Тихон швырнул трубку в сторону базы. Та пролетела мимо, приземлилась на край стола, сползла с него и упала на пол.

Всего этого Тихон даже и не заметил.

Через минуту он уже ехал по перегруженным городским транспортом и машинами московским дорогам в сторону Чертанова, проклиная пробки.

Когда он приехал домой, из-за двери гостиной все еще доносились ее всхлипывания. Не раздеваясь и не снимая ботинок, Тихон промчался по коридору в спальню, оставляя на паркетном полу мокрые и грязные следы. Распахнул дверь так резко, что та с глухим стуком ударилась о стену, ворвался в комнату и застыл посередине.

Он все еще надеялся, до последней минуты надеялся на то, что вся эта история окажется глупым розыгрышем, первоапрельской шуткой, которую затеяли, перепутав даты на календаре, его веселые коллеги по работе. И даже в тот момент, когда, открыв входную дверь и первым делом не увидев в коридоре привычного атрибута присутствия в доме ребенка – ярко-розовой с малиновыми вставками детской коляски, – он все еще не хотел верить. Не хотел и продолжал про себя твердить упорное «нет», когда мчался по коридору в спальню, – и вот только теперь, застыв посреди этой спальни, ощутив внезапно тяжесть рук и ног, услышав вдруг оглушающее биение собственного сердца, он понял – нет, это была не шутка.

Спальня, недавно отремонтированная, выполненная в розово-коричневых тонах, была пуста. На кровати поверх светло-бежевого покрывала в беспорядке валялись какие-то детские вещи – разорванная упаковка с памперсами, пустая бутылка с прозрачной соской на конце и пара штанов нечеловечески маленького размера. На туалетном столике сидел мохнатый темно-коричневый медведь – огромный, с черным носом и черными лукавыми глазами. Этого медведя он сам, кажется, покупал по совету продавщицы из «Детского мира» месяц назад. С тех пор как купил, Тихон медведя ни разу не видел, а теперь, увидев, поразился его размерам. «Такой огромный, – тупо подумал он. – Зачем я купил ей такого огромного и страшного медведя? Она же боится его, наверное…»

Боль полоснула по сердцу, отдалась в висках.

Все эти мелочи, которых он раньше просто не замечал, теперь словно кричали. Кричали так громко и отчаянно, что хотелось зажать уши.

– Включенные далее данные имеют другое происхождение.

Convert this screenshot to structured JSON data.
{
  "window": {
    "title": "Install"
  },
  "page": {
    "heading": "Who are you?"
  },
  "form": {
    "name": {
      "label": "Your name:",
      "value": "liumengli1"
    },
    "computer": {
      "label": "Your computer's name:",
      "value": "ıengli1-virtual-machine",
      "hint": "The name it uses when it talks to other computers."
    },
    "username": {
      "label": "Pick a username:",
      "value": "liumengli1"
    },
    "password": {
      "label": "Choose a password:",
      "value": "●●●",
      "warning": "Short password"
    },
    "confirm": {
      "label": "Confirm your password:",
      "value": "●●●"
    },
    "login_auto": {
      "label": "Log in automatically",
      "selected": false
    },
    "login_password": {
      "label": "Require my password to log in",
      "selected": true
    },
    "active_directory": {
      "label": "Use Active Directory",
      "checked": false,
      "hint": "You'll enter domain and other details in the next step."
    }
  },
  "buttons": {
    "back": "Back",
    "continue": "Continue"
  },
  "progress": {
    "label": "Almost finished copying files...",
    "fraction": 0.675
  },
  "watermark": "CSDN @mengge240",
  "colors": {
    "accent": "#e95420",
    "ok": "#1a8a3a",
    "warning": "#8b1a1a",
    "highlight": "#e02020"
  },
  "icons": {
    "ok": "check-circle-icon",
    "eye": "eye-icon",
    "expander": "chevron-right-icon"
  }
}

Ноги и руки стали ватными. На этих ватных, негнущихся ногах он прошел через комнату к туалетному столику, взял в деревянные, негнущиеся руки медведя и долго его рассматривал. Потом поставил на место, почувствовав, что сейчас выронит, и без сил опустился на застеленную бежевым покрывалом кровать. Резкий пищащий звук едва не оглушил его – приподнявшись, Тихон увидел, что уселся на игрушку-пищалку, желтого резинового щенка, расплющившегося под весом его тела. Некоторое время, держа игрушку в руках, он наблюдал, как она наполняется воздухом, принимает нормальную форму и размеры. Искаженная странной гримасой щенячья морда вдруг злобно ухмыльнулась ему – он ясно увидел эту недобрую, свирепую усмешку и даже испугался, и швырнул что есть мочи игрушку в стену. Коротко и отрывисто пискнув, она отскочила от стены, упала на пол и закатилась под кровать.

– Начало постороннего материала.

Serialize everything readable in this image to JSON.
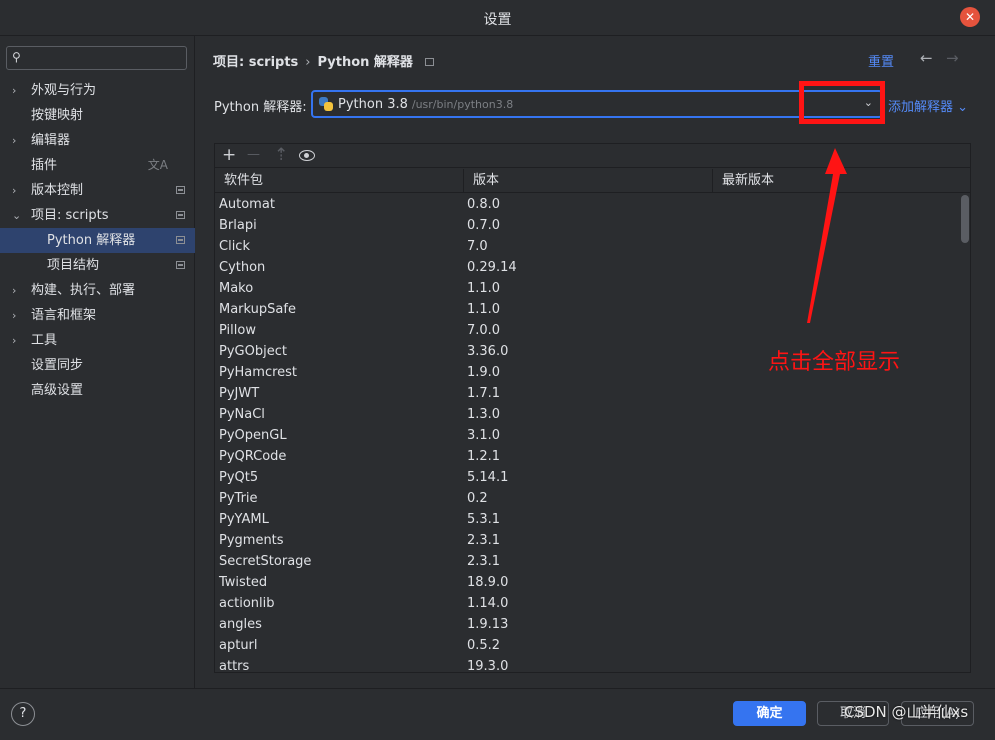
{
  "window": {
    "title": "设置"
  },
  "sidebar": {
    "search_placeholder": "",
    "items": [
      {
        "label": "外观与行为",
        "expandable": true,
        "chev": "›"
      },
      {
        "label": "按键映射",
        "expandable": false,
        "chev": ""
      },
      {
        "label": "编辑器",
        "expandable": true,
        "chev": "›"
      },
      {
        "label": "插件",
        "expandable": false,
        "chev": ""
      },
      {
        "label": "版本控制",
        "expandable": true,
        "chev": "›"
      },
      {
        "label": "项目: scripts",
        "expandable": true,
        "chev": "⌄"
      },
      {
        "label": "Python 解释器",
        "expandable": false,
        "chev": ""
      },
      {
        "label": "项目结构",
        "expandable": false,
        "chev": ""
      },
      {
        "label": "构建、执行、部署",
        "expandable": true,
        "chev": "›"
      },
      {
        "label": "语言和框架",
        "expandable": true,
        "chev": "›"
      },
      {
        "label": "工具",
        "expandable": true,
        "chev": "›"
      },
      {
        "label": "设置同步",
        "expandable": false,
        "chev": ""
      },
      {
        "label": "高级设置",
        "expandable": false,
        "chev": ""
      }
    ],
    "selected_index": 6
  },
  "header": {
    "breadcrumb_parent": "项目: scripts",
    "breadcrumb_sep": "›",
    "breadcrumb_current": "Python 解释器",
    "reset_label": "重置",
    "back_arrow": "←",
    "forward_arrow": "→"
  },
  "interpreter": {
    "label": "Python 解释器:",
    "name": "Python 3.8",
    "path": "/usr/bin/python3.8",
    "chevron": "⌄",
    "add_label": "添加解释器 ⌄"
  },
  "toolbar": {
    "add": "+",
    "remove": "—",
    "upgrade": "⇡"
  },
  "table": {
    "columns": [
      "软件包",
      "版本",
      "最新版本"
    ],
    "rows": [
      {
        "name": "Automat",
        "version": "0.8.0",
        "latest": ""
      },
      {
        "name": "Brlapi",
        "version": "0.7.0",
        "latest": ""
      },
      {
        "name": "Click",
        "version": "7.0",
        "latest": ""
      },
      {
        "name": "Cython",
        "version": "0.29.14",
        "latest": ""
      },
      {
        "name": "Mako",
        "version": "1.1.0",
        "latest": ""
      },
      {
        "name": "MarkupSafe",
        "version": "1.1.0",
        "latest": ""
      },
      {
        "name": "Pillow",
        "version": "7.0.0",
        "latest": ""
      },
      {
        "name": "PyGObject",
        "version": "3.36.0",
        "latest": ""
      },
      {
        "name": "PyHamcrest",
        "version": "1.9.0",
        "latest": ""
      },
      {
        "name": "PyJWT",
        "version": "1.7.1",
        "latest": ""
      },
      {
        "name": "PyNaCl",
        "version": "1.3.0",
        "latest": ""
      },
      {
        "name": "PyOpenGL",
        "version": "3.1.0",
        "latest": ""
      },
      {
        "name": "PyQRCode",
        "version": "1.2.1",
        "latest": ""
      },
      {
        "name": "PyQt5",
        "version": "5.14.1",
        "latest": ""
      },
      {
        "name": "PyTrie",
        "version": "0.2",
        "latest": ""
      },
      {
        "name": "PyYAML",
        "version": "5.3.1",
        "latest": ""
      },
      {
        "name": "Pygments",
        "version": "2.3.1",
        "latest": ""
      },
      {
        "name": "SecretStorage",
        "version": "2.3.1",
        "latest": ""
      },
      {
        "name": "Twisted",
        "version": "18.9.0",
        "latest": ""
      },
      {
        "name": "actionlib",
        "version": "1.14.0",
        "latest": ""
      },
      {
        "name": "angles",
        "version": "1.9.13",
        "latest": ""
      },
      {
        "name": "apturl",
        "version": "0.5.2",
        "latest": ""
      },
      {
        "name": "attrs",
        "version": "19.3.0",
        "latest": ""
      }
    ]
  },
  "annotation": {
    "text": "点击全部显示",
    "color": "#ff1414"
  },
  "footer": {
    "help": "?",
    "ok_label": "确定",
    "cancel_label": "取消",
    "apply_label": "应用(A)",
    "watermark": "CSDN @山半仙xs"
  },
  "colors": {
    "accent": "#3574f0",
    "link": "#548af7",
    "background": "#2b2d30",
    "selection": "#2e436e"
  }
}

Вскочив с кровати, Тихон вылетел из комнаты, снова саданув дверью, одним прыжком одолел пару метров, отделяющих его от гостиной, ворвался внутрь и застыл на несколько секунд на пороге. Няня с заплаканным, покрывшимся красными пятнами лицом и распухшим носом, сидела в уголке дивана, поджав под себя ноги, и смотрела на него вытаращенными от страха глазами. Не помня себя от беспомощной и слепой ярости, Тихон бросился к ней, схватил за худые и узкие плечи, поднял с дивана и начал трясти. Он что-то кричал ей, ругался, сыпал обидными словами, но собственных слов не слышал. Только видел, как беспомощно болтается в разные стороны ее голова, как будто она пришита к телу обычными нитками, как будто это и не человеческая совсем, а тряпичная голова игрушечного клоуна с ярко-рыжими волосами и гримасой поддельного ужаса на лице.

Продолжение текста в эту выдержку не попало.